Topic: Class instance problem

Roman Fedorov (Jul 13 2020 at 17:51):

Can anybody tell me why this code does not work (it says it fails to synthesize instance of add_monoid M):
example : Prop := ∀ (M : Type 0) [add_monoid M] (f : M →+ MM), true. Thanks!

Johan Commelin (Jul 13 2020 at 17:52):

Tip: use #backticks to format code on Zulip

Kevin Buzzard (Jul 13 2020 at 17:53):

It's because add_monoid is after the colon.

Jalex Stark (Jul 13 2020 at 17:54):

example (M : Type 0) [add_monoid M] (f : M →+ M) : Prop := true

gives no errors for me

Reid Barton (Jul 13 2020 at 17:56):

You can write it like this:
example : Prop := ∀ (M : Type 0) [add_monoid M], by exactI ∀ (f : M →+ M), true

Reid Barton (Jul 13 2020 at 17:58):

More obscurely, this version also works for some reason:

structure ex : Prop :=
(h : ∀ (M : Type 0) [add_monoid M] (f : M →+ M), true)
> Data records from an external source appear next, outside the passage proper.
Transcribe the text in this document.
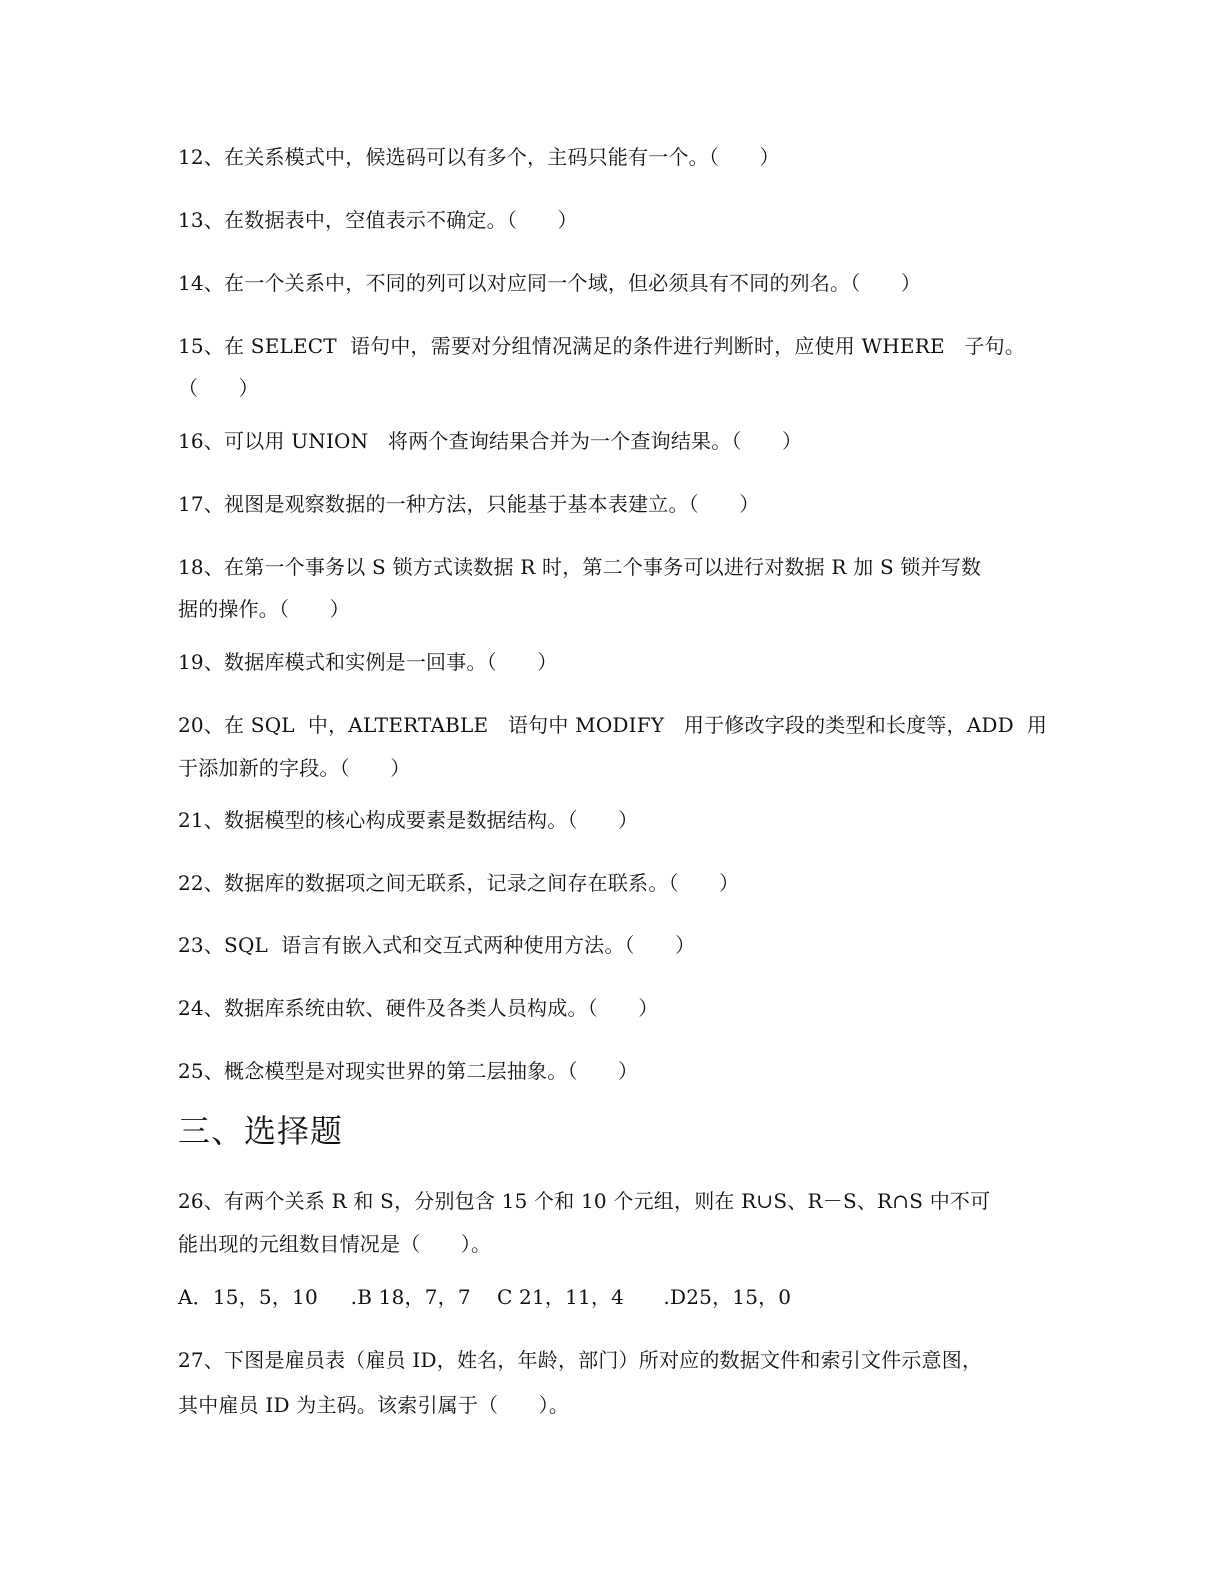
12、在关系模式中，候选码可以有多个，主码只能有一个。（　　）
13、在数据表中，空值表示不确定。（　　）
14、在一个关系中，不同的列可以对应同一个域，但必须具有不同的列名。（　　）
15、在 SELECT  语句中，需要对分组情况满足的条件进行判断时，应使用 WHERE   子句。
（　　）
16、可以用 UNION   将两个查询结果合并为一个查询结果。（　　）
17、视图是观察数据的一种方法，只能基于基本表建立。（　　）
18、在第一个事务以 S 锁方式读数据 R 时，第二个事务可以进行对数据 R 加 S 锁并写数
据的操作。（　　）
19、数据库模式和实例是一回事。（　　）
20、在 SQL  中，ALTERTABLE   语句中 MODIFY   用于修改字段的类型和长度等，ADD  用
于添加新的字段。（　　）
21、数据模型的核心构成要素是数据结构。（　　）
22、数据库的数据项之间无联系，记录之间存在联系。（　　）
23、SQL  语言有嵌入式和交互式两种使用方法。（　　）
24、数据库系统由软、硬件及各类人员构成。（　　）
25、概念模型是对现实世界的第二层抽象。（　　）
三、选择题
26、有两个关系 R 和 S，分别包含 15 个和 10 个元组，则在 R∪S、R－S、R∩S 中不可
能出现的元组数目情况是（　　）。
A．15，5，10     .B 18，7，7    C 21，11，4      .D25，15，0
27、下图是雇员表（雇员 ID，姓名，年龄，部门）所对应的数据文件和索引文件示意图，
其中雇员 ID 为主码。该索引属于（　　）。
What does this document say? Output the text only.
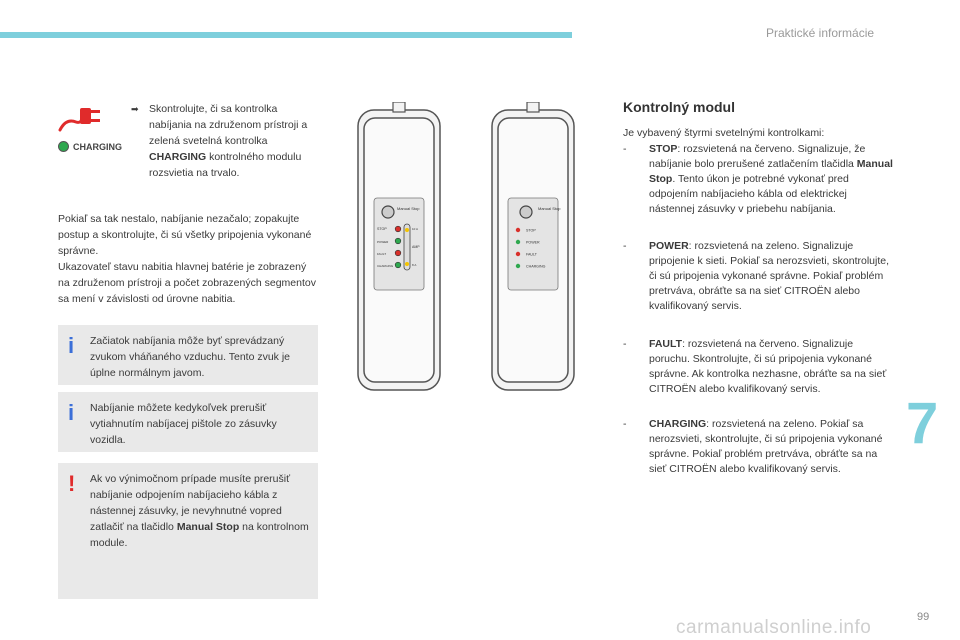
Praktické informácie
CHARGING
➡ Skontrolujte, či sa kontrolka nabíjania na združenom prístroji a zelená svetelná kontrolka CHARGING kontrolného modulu rozsvietia na trvalo.
Pokiaľ sa tak nestalo, nabíjanie nezačalo; zopakujte postup a skontrolujte, či sú všetky pripojenia vykonané správne.
Ukazovateľ stavu nabitia hlavnej batérie je zobrazený na združenom prístroji a počet zobrazených segmentov sa mení v závislosti od úrovne nabitia.
i	Začiatok nabíjania môže byť sprevádzaný zvukom vháňaného vzduchu. Tento zvuk je úplne normálnym javom.
i	Nabíjanie môžete kedykoľvek prerušiť vytiahnutím nabíjacej pištole zo zásuvky vozidla.
! Ak vo výnimočnom prípade musíte prerušiť nabíjanie odpojením nabíjacieho kábla z nástennej zásuvky, je nevyhnutné vopred zatlačiť na tlačidlo Manual Stop na kontrolnom module.
Manual Stop
STOP
POWER
FAULT
CHARGING
10 A
AMP
8 A
Manual Stop
STOP
POWER
FAULT
CHARGING
Kontrolný modul
Je vybavený štyrmi svetelnými kontrolkami:
-	STOP: rozsvietená na červeno. Signalizuje, že nabíjanie bolo prerušené zatlačením tlačidla Manual Stop. Tento úkon je potrebné vykonať pred odpojením nabíjacieho kábla od elektrickej nástennej zásuvky v priebehu nabíjania.
-	POWER: rozsvietená na zeleno. Signalizuje pripojenie k sieti. Pokiaľ sa nerozsvieti, skontrolujte, či sú pripojenia vykonané správne. Pokiaľ problém pretrváva, obráťte sa na sieť CITROËN alebo kvalifikovaný servis.
-	FAULT: rozsvietená na červeno. Signalizuje poruchu. Skontrolujte, či sú pripojenia vykonané správne. Ak kontrolka nezhasne, obráťte sa na sieť CITROËN alebo kvalifikovaný servis.
-	CHARGING: rozsvietená na zeleno. Pokiaľ sa nerozsvieti, skontrolujte, či sú pripojenia vykonané správne. Pokiaľ problém pretrváva, obráťte sa na sieť CITROËN alebo kvalifikovaný servis.
7
carmanualsonline.info	99
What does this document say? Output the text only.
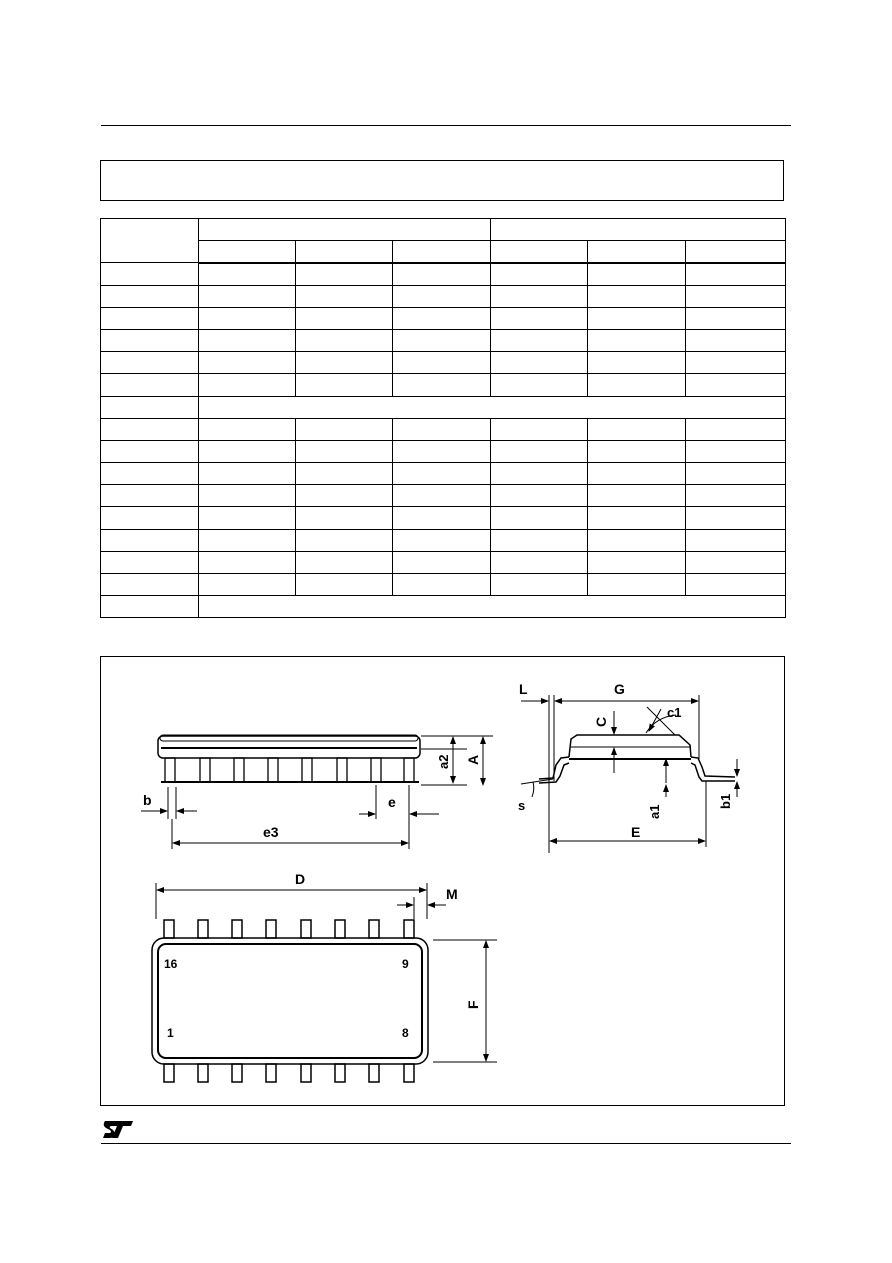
L	G
c1
C
s	a1
b1
E
a2 A
b	e
e3
D
M
F
16	9
1	8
Reid Barton (Jul 13 2020 at 18:00):

The reason the original doesn't work is there is something called the "instance cache" where Lean looks for instances (like add_monoid M), and variables introduced by ∀ and other binders don't get added to the cache automatically, only variables that appear in the arguments before the : like in Jalex's example.

Reid Barton (Jul 13 2020 at 18:02):

exactI is a tactic that's like exact but first causes everything in scope to get added to the instance cache.
(There are some other related tactics.)

Roman Fedorov (Jul 13 2020 at 18:18):

Thanks for the answers! But is there a better way to quantify over a module (or more generally, over something inferred by class resolution)?

Kenny Lau (Jul 13 2020 at 18:18):

what's wrong with ∀ (M : Type 0) [add_monoid M], by exactI ∀ (f : M →+ M), true as suggested by Reid?

Reid Barton (Jul 13 2020 at 18:41):

Well it's a bit inconvenient of course. I wonder whether the behavior will change in Lean 4.

Last updated: Dec 20 2023 at 11:08 UTC